シャープの戴正呉社長は10日、フジサンケイビジネスアイなどのインタビューに応じ、経営再建中のジャパンディスプレイ(JDI)への支援について「日本企業による日の丸連合でないと(国際競争に)負ける。もしシャープが主導すれば(立て直す)自信はある」と述べ、技術協力や共同事業など経営支援に前向きな姿勢を示した。
シャープからJDIへの直接出資やM&A(企業の合併・買収)は、中小型ディスプレー市場で寡占状態を招いて独占禁止法に抵触する恐れがあるとして否定した。しかし戴社長は「シャープ、JDIが得意技術を持ち寄ってできることはいろいろある」と話した。
JDIは中国など海外企業へ支援要請しているとみられるが、一方で技術流出などの警戒感もある。
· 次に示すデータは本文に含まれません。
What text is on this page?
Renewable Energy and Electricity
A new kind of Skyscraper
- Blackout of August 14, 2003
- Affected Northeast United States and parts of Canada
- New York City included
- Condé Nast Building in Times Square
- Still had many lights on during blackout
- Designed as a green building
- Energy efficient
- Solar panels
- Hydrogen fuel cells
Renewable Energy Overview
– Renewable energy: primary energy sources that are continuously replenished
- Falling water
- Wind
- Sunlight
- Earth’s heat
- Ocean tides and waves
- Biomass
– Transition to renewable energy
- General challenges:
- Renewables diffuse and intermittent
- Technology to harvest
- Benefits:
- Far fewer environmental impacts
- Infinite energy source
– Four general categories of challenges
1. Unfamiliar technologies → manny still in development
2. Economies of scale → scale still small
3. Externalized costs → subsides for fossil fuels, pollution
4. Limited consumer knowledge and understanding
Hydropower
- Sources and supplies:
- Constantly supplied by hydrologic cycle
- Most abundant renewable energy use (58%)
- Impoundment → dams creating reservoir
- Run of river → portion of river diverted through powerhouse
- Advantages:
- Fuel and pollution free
シャープも昨年8月に鴻海(ホンハイ)精密工業グループ入りしたが、戴社長は「シャープは国内の民間企業だ。雇用を守り、技術流出もしていない」と強調した。
シャープは鴻海傘下入り後、今月12日で1年の節目を迎える。戴社長は「国内事業は合格だが、海外事業は不合格」と評価。8月から、戴社長自ら海外事業統括を担当し、構造改革や販売拡大のテコ入れに乗り出した。
今後については、「シャープはグローバル企業になろうとしており、もっと海外販売ができるはずだ。例えば、人工知能(AI)センサーやスマートフォンなどを拡大できる」と意気込んだ。